Our notion of nature is now out of date. Humanity forms nature. This is the core premise of the Anthropocene thesis, announcing a paradigm shift in the natural sciences as well as providing new models for culture, politics, and everyday life. In a two-year project, HKW will explore the hypothesis’ manifold implications for the sciences and arts.  The “Anthropocene” is the new geological “age of mankind” as proposed by the Earth sciences. Popularized by Nobel Prize winner Paul J. Crutzen around the turn of the millenium, the term now stands for one of the most trailblazing scientific concepts of the present.
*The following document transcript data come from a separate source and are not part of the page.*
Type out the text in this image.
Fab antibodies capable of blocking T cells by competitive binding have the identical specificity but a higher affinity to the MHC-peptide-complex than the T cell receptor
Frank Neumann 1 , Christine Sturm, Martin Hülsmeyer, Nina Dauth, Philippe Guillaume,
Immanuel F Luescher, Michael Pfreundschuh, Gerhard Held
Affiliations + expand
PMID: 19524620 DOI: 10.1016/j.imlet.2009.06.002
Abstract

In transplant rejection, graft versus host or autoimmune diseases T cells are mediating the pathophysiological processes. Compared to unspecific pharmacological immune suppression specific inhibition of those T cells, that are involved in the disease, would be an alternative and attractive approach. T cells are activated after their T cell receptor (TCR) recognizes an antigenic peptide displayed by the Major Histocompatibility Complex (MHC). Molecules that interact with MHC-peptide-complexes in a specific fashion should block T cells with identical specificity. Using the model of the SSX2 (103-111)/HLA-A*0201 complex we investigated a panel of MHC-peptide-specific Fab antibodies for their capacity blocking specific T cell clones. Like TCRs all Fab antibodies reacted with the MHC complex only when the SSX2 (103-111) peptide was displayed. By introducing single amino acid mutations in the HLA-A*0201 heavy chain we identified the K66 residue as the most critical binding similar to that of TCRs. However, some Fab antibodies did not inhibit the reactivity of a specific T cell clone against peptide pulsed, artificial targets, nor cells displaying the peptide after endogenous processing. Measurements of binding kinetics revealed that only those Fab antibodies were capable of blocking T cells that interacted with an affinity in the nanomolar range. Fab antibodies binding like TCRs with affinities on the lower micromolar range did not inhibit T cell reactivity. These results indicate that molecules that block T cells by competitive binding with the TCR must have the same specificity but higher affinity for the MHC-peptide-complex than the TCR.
The transdisciplinary Anthropocene Project explores this concept, using research and presentation methods from the arts and sciences. If the opposition between humanity and nature is now suspended, how do we change our perspectives and perception? Is it still possible to think in concepts like “artificial” and “natural?”  What does it mean for our anthropocentric understanding and our future if nature is man-made? What impact does the notion of global changes has on political decision-making? Which image of humanity appears if nature is shaped by mankind?

Good questions, though – since I’m still in thrall to Nigel Clark‘s Inhuman nature – I’m not so sure about the anthropocentric weight in this paragraph and, perhaps, more generally; it’s Nigel’s work that, in part, drives my interest in ‘nature’ as a medium through which (rather than merely ‘over which’) war is conducted.